Why you need a shareholder agreement (even if you think you don’t).
At the beginning of an agreement between founder shareholders, it can be common for opinions to be divided as to how best spend the often meagre amount of cash available. There are lots of things that cost money at this stage and it can be tempting to ignore the less-than-sexy things like agreements, contracts and other paperwork designed to help if things don’t go as planned.
During this honeymoon period, some would view asking your fellow founders to sign a shareholder agreement as potentially divisive. No one wants to upset their colleagues with something that could be interpreted as something that says ‘I don’t trust you!’

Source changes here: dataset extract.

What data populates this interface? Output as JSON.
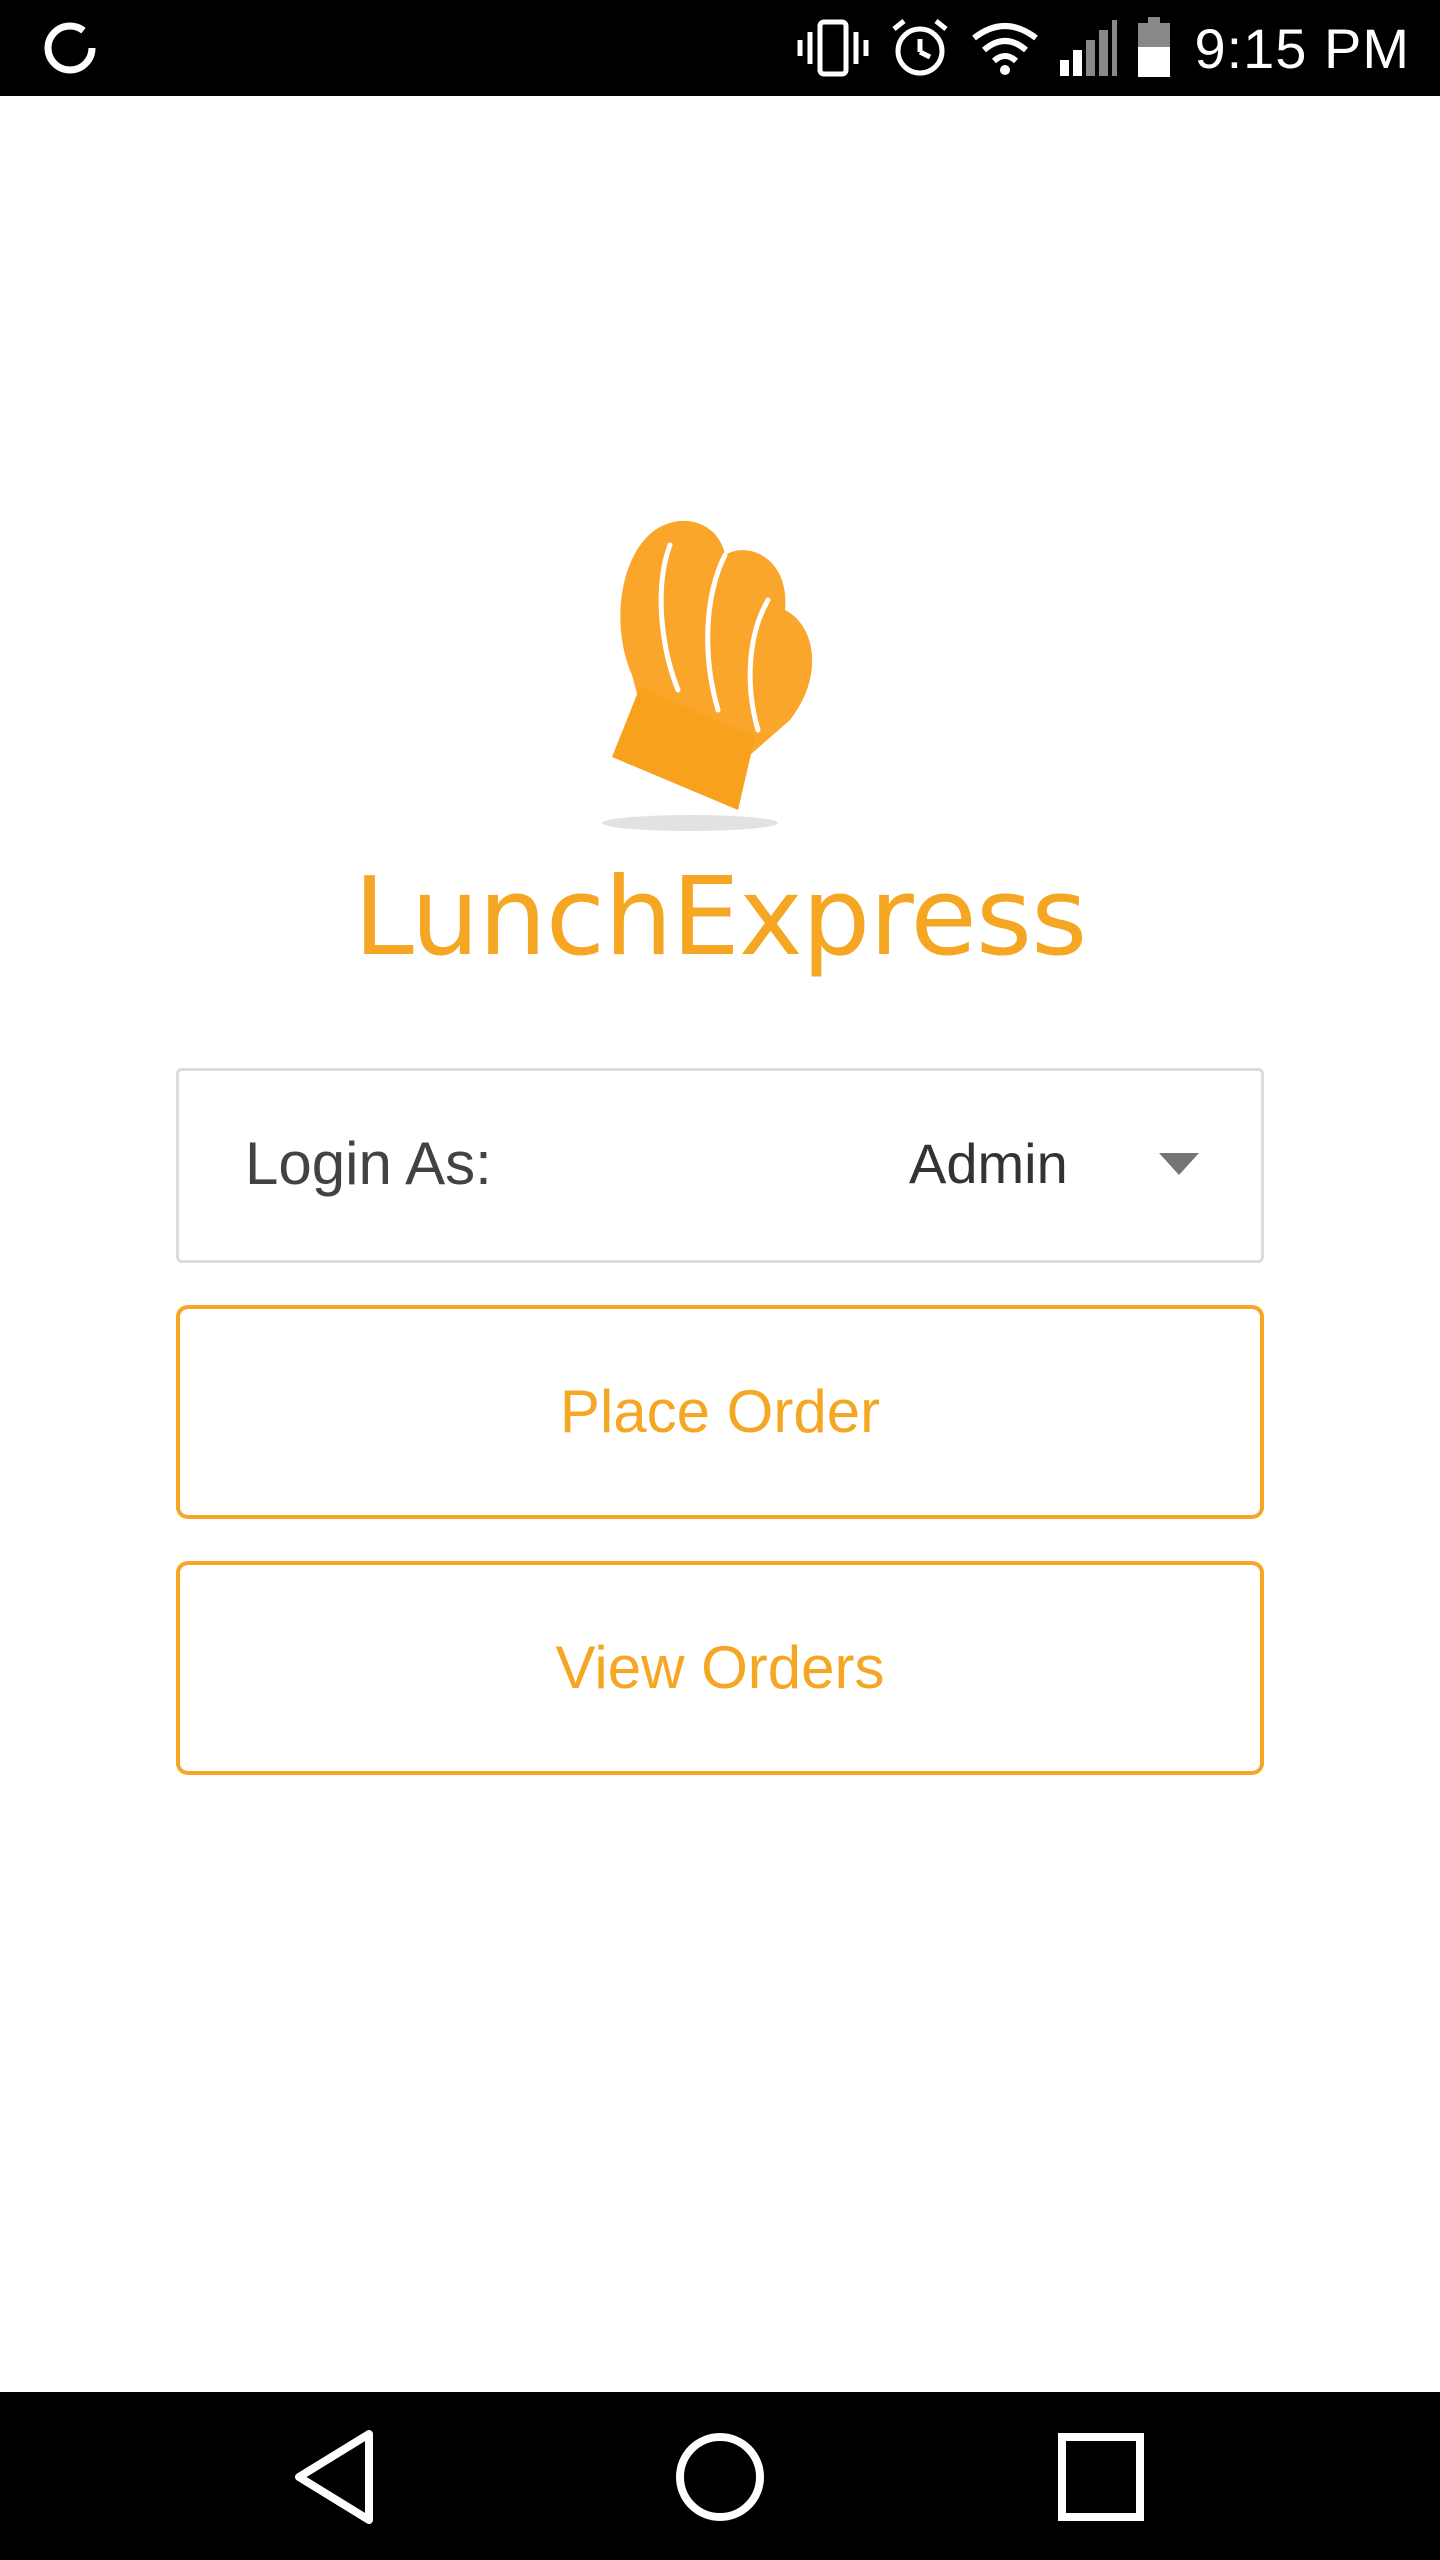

At Devant, we’ve seen many good natured business ventures between old friends or colleagues go south because a lack of firm understanding in writing at the beginning of it all. Often, if the business does well, opinions can be divided and memories can get a bit foggy when it comes to deciding exactly who contributed what and when. Of course, emotions and egos play a part and particularly when larger sums of money are involved.
A good shareholder agreement is a bit like organising an optional insurance policy in some other area of your business. You hope you’ll never need it but if the time come that you do – you’ll want to be confident that it covers all important eventualities.
Shareholder agreements are something we’ve had a lot of experience with here at Devant and we have endless stories about companies that had the wisdom to prioritise these basic agreements a the beginning of their business venture.
Unfortunately we’ve also amassed more than a few stories about companies that have decided that a handshake and a shared past would be sufficient to resolve any disputes amongst the founder members.
Additionally we’ve found that a good agreement, tailored to your business type builds trust amongst your shareholders and can actually smooth your relationships as the business grows.